Back in the day it was all about FRAPS. These days, Riva Tuner Statistics Server and OCAT are the tools of choice. For decades now, PC users have relied on real-time on-screen displays with frame-rate counters and system monitoring tools to give them some idea of how their PCs are being utilised during gaming. But what if similar tools were available to console users? Remarkably, a recent breakthrough in Switch modding has made this a reality. Frame-rates, CPU/GPU utilisation, temperature monitors, fan speeds: all are exposed, giving us a fascinating insight into how Switch titles pushe the hardware during gaming.

Of course, this is all limited to earlier Switch revisions, vulnerable to a recovery mode hardware exploit on which custom firmware was developed. Yes, you can run these tools yourself but there is a route to piracy here – so not surprisingly, consoles attached to Nintendo’s online gaming service are routinely banned. But the interesting part from the Digital Foundry perspective is the flourishing homebrew environment, which recently saw the release of the Tesla frame-work – code that runs on the Switch’s reserved CPU core, bringing up an interactive overlay at any time during gaming. Tesla was swifty followed by the release of the Switch overlay mod, which essentially builds much of Riva Tuner Statistics Server’s functionality onto the Tesla foundation. Voila: full real-time system analysis – but what does it reveal?

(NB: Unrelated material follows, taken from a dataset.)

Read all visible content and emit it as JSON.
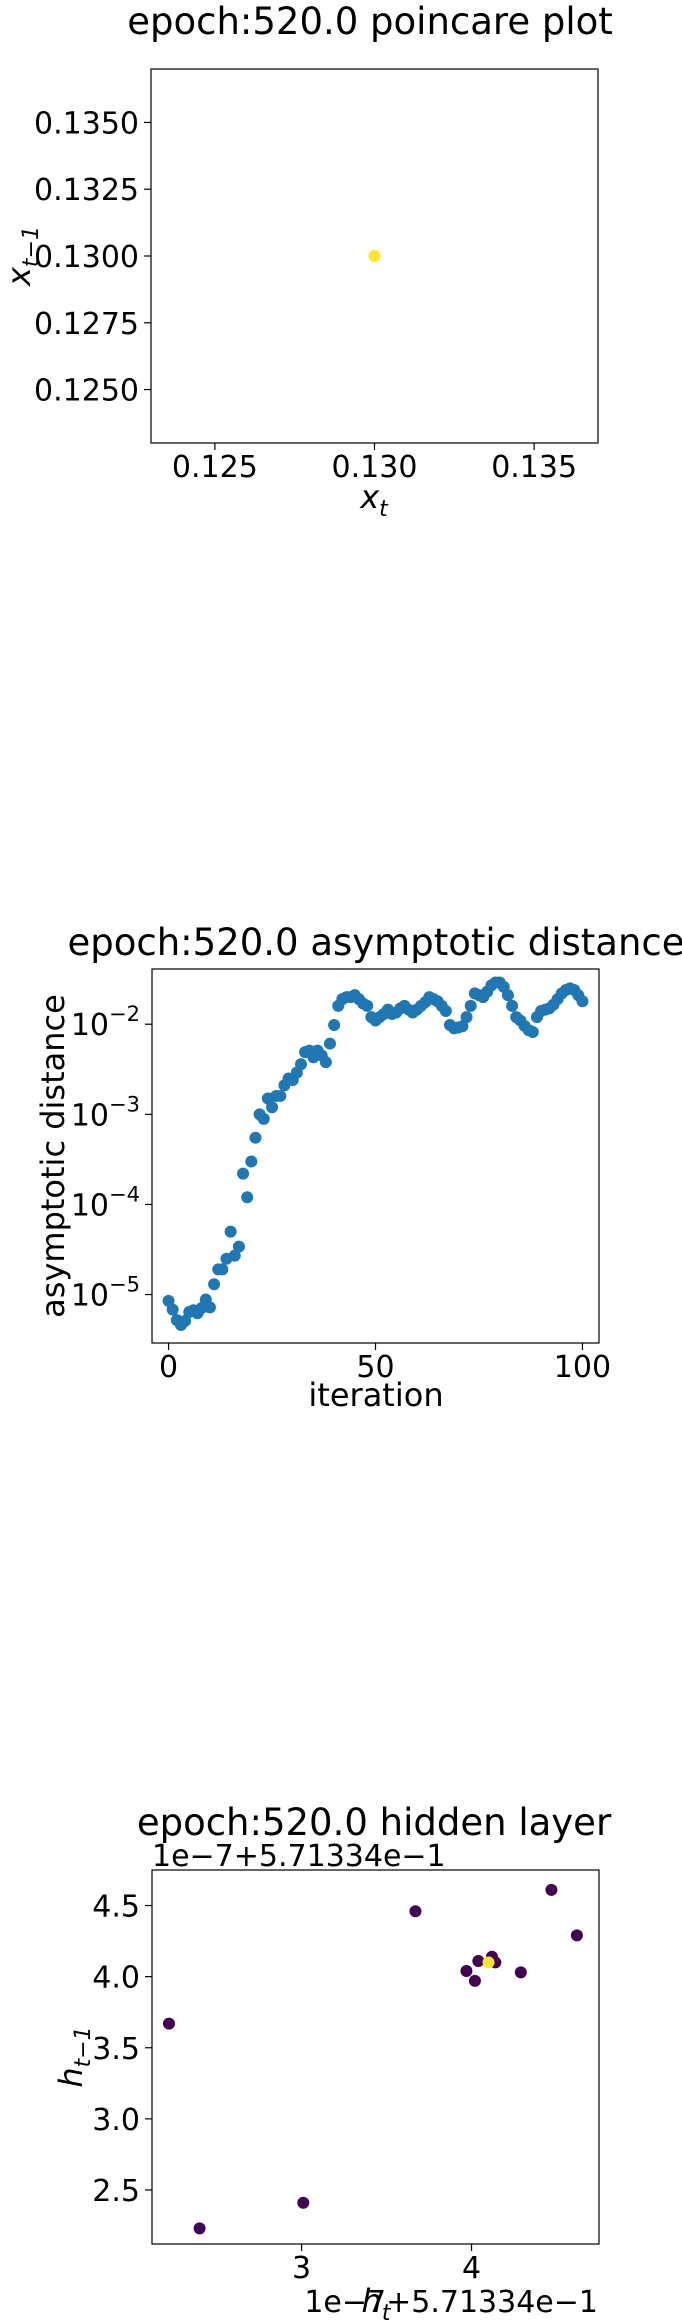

Well, at the most basic level, you get instant confirmation that Nintendo does indeed reserve one of the Switch’s CPU cores for the OS and front-end – the overlay shows cores zero to two essentially dormant while navigating the shell, with only core three active as the menus are traversed. Similarly, there’s on-screen confirmation that Switch’s docked clocks are totally locked during gameplay: 1020MHz for the CPU, 768MHz for the GPU, 1600MHz on the EMC (embedded memory controller).

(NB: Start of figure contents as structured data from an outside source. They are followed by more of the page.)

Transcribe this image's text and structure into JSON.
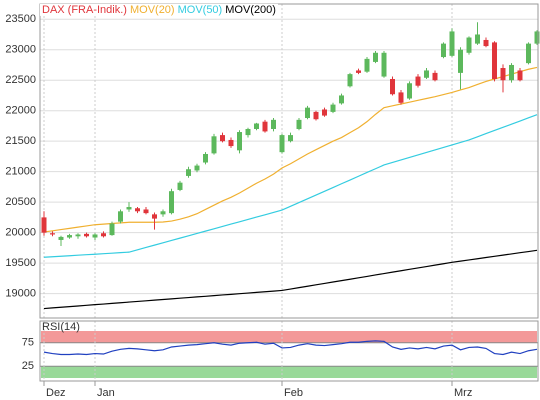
{
  "chart_data": {
    "type": "candlestick",
    "categories": [
      "Dez",
      null,
      null,
      null,
      null,
      null,
      "Jan",
      null,
      null,
      null,
      null,
      null,
      null,
      null,
      null,
      null,
      null,
      null,
      null,
      null,
      null,
      null,
      null,
      null,
      null,
      null,
      null,
      null,
      "Feb",
      null,
      null,
      null,
      null,
      null,
      null,
      null,
      null,
      null,
      null,
      null,
      null,
      null,
      null,
      null,
      null,
      null,
      null,
      null,
      "Mrz",
      null,
      null,
      null,
      null,
      null,
      null,
      null,
      null,
      null,
      null
    ],
    "series": [
      {
        "name": "DAX (FRA-Indik.)",
        "color": "#e0353b",
        "up_color": "#5cb85c",
        "down_color": "#e0353b",
        "open": [
          20250,
          19990,
          19880,
          19920,
          19940,
          19980,
          19920,
          19990,
          19960,
          20180,
          20380,
          20400,
          20380,
          20300,
          20300,
          20320,
          20700,
          20930,
          21020,
          21150,
          21300,
          21600,
          21520,
          21350,
          21600,
          21700,
          21820,
          21700,
          21320,
          21500,
          21700,
          21880,
          21980,
          22020,
          21980,
          22120,
          22400,
          22660,
          22640,
          22800,
          22560,
          22520,
          22300,
          22200,
          22560,
          22540,
          22620,
          22880,
          22900,
          22620,
          22950,
          23100,
          23160,
          23120,
          22700,
          22500,
          22660,
          22780,
          23100
        ],
        "high": [
          20350,
          20020,
          19950,
          19980,
          19990,
          20000,
          19990,
          20020,
          20180,
          20380,
          20500,
          20420,
          20420,
          20330,
          20380,
          20720,
          20850,
          21080,
          21130,
          21320,
          21620,
          21640,
          21560,
          21680,
          21720,
          21800,
          21850,
          21880,
          21620,
          21640,
          21880,
          22080,
          22000,
          22050,
          22130,
          22280,
          22620,
          22690,
          22880,
          22980,
          22980,
          22560,
          22340,
          22480,
          22600,
          22700,
          22660,
          23120,
          23350,
          23040,
          23220,
          23450,
          23200,
          23140,
          22760,
          22780,
          22700,
          23120,
          23320
        ],
        "low": [
          19950,
          19940,
          19780,
          19900,
          19900,
          19920,
          19880,
          19920,
          19950,
          20150,
          20340,
          20320,
          20300,
          20050,
          20260,
          20300,
          20680,
          20900,
          20990,
          21120,
          21280,
          21480,
          21390,
          21300,
          21560,
          21680,
          21640,
          21660,
          21300,
          21480,
          21680,
          21860,
          21840,
          21900,
          21960,
          22100,
          22380,
          22600,
          22620,
          22780,
          22540,
          22250,
          22100,
          22180,
          22380,
          22520,
          22480,
          22860,
          22880,
          22350,
          22920,
          23080,
          23040,
          22480,
          22300,
          22460,
          22480,
          22760,
          23080
        ],
        "close": [
          20000,
          19970,
          19930,
          19960,
          19970,
          19940,
          19970,
          19940,
          20150,
          20350,
          20420,
          20350,
          20320,
          20230,
          20350,
          20680,
          20820,
          21040,
          21100,
          21290,
          21580,
          21500,
          21420,
          21650,
          21700,
          21790,
          21660,
          21850,
          21600,
          21600,
          21850,
          22050,
          21860,
          21920,
          22100,
          22250,
          22600,
          22620,
          22850,
          22950,
          22950,
          22270,
          22130,
          22450,
          22410,
          22660,
          22500,
          23100,
          23300,
          23000,
          23200,
          23250,
          23060,
          22520,
          22500,
          22750,
          22500,
          23100,
          23300
        ]
      }
    ],
    "lines": [
      {
        "name": "MOV(20)",
        "color": "#f0b030",
        "values": [
          20010,
          20030,
          20050,
          20070,
          20090,
          20110,
          20130,
          20140,
          20150,
          20160,
          20170,
          20170,
          20170,
          20170,
          20175,
          20190,
          20220,
          20260,
          20310,
          20380,
          20450,
          20520,
          20580,
          20650,
          20730,
          20810,
          20880,
          20960,
          21060,
          21130,
          21210,
          21290,
          21360,
          21430,
          21500,
          21560,
          21640,
          21720,
          21820,
          21940,
          22050,
          22080,
          22110,
          22140,
          22170,
          22200,
          22230,
          22265,
          22300,
          22340,
          22380,
          22430,
          22480,
          22520,
          22560,
          22600,
          22640,
          22680,
          22710
        ]
      },
      {
        "name": "MOV(50)",
        "color": "#33cce0",
        "values": [
          19596,
          19604,
          19613,
          19621,
          19630,
          19638,
          19646,
          19655,
          19663,
          19672,
          19680,
          19718,
          19757,
          19795,
          19833,
          19872,
          19910,
          19948,
          19987,
          20025,
          20063,
          20102,
          20140,
          20178,
          20217,
          20255,
          20293,
          20332,
          20370,
          20432,
          20493,
          20555,
          20617,
          20678,
          20740,
          20802,
          20863,
          20925,
          20987,
          21048,
          21110,
          21151,
          21192,
          21233,
          21274,
          21315,
          21356,
          21397,
          21438,
          21479,
          21520,
          21572,
          21624,
          21676,
          21728,
          21779,
          21831,
          21883,
          21935
        ]
      },
      {
        "name": "MOV(200)",
        "color": "#000000",
        "values": [
          18755,
          18766,
          18776,
          18787,
          18797,
          18808,
          18819,
          18829,
          18840,
          18850,
          18861,
          18872,
          18882,
          18893,
          18903,
          18914,
          18925,
          18935,
          18946,
          18956,
          18967,
          18978,
          18988,
          18999,
          19009,
          19020,
          19031,
          19041,
          19052,
          19075,
          19098,
          19121,
          19144,
          19167,
          19190,
          19213,
          19236,
          19259,
          19282,
          19306,
          19329,
          19352,
          19375,
          19398,
          19421,
          19444,
          19467,
          19490,
          19513,
          19533,
          19552,
          19572,
          19592,
          19612,
          19631,
          19651,
          19671,
          19690,
          19710
        ]
      }
    ],
    "ylim": [
      18600,
      23750
    ],
    "yticks": [
      19000,
      19500,
      20000,
      20500,
      21000,
      21500,
      22000,
      22500,
      23000,
      23500
    ],
    "grid": true,
    "rsi": {
      "label": "RSI(14)",
      "color": "#2040c0",
      "high_color": "#f08080",
      "low_color": "#80d080",
      "ylim": [
        0,
        100
      ],
      "yticks": [
        25,
        75
      ],
      "values": [
        55,
        52,
        50,
        50,
        51,
        50,
        52,
        51,
        57,
        61,
        63,
        62,
        60,
        58,
        60,
        66,
        68,
        70,
        71,
        73,
        75,
        72,
        70,
        74,
        75,
        76,
        72,
        74,
        64,
        65,
        70,
        73,
        70,
        69,
        71,
        73,
        76,
        76,
        78,
        79,
        78,
        66,
        61,
        64,
        62,
        65,
        62,
        68,
        70,
        60,
        65,
        66,
        63,
        52,
        50,
        55,
        52,
        58,
        61
      ]
    }
  }
}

However, there is a twist and it’s something we’ve covered before, that we can now see play out in real-time – Nintendo’s ‘boost mode’. This amounts to optimisations in how certain games selectively overclock the CPU to improve loading times. For example, when you die in Mario Odyssey, the screen fades to black and the game loads you back to the last checkpoint. There is a fairly quick turnaround in Odyssey but this is faster thanks to boost mode. During loading, the CPU gets upclocked temporarily to 1785MHz – a 75 per cent increase on the stock clock. Meanwhile, the GPU actually drops all the way down to 76.8MHz – a tenth of its usual speed. Nintendo is balancing thermals by overclocking one component to the max, while downclocking another to the bare minimum.

This technique is used in plenty of modern titles: Wolfenstein Youngblood, and even Crash Team Racing take advantage, while Zelda: Breath of the Wild and Super Mario Odyssey were patched to include it. Loading times are predicated not just on the speed of the internal NAND storage or your SD card, but also on the CPU decompressing assets in the background. With the screen being blank or static, there’s no need to have the graphics processing running at full power anyway. At least, not for this moment. At the first sign of gameplay, the Switch reverts back to default clocks. Boost mode certainly does the trick – I noticed around seven seconds lopped off the loading time from the main menu to the Great Plateau in Breath of the Wild – 23 seconds vs 30 seconds.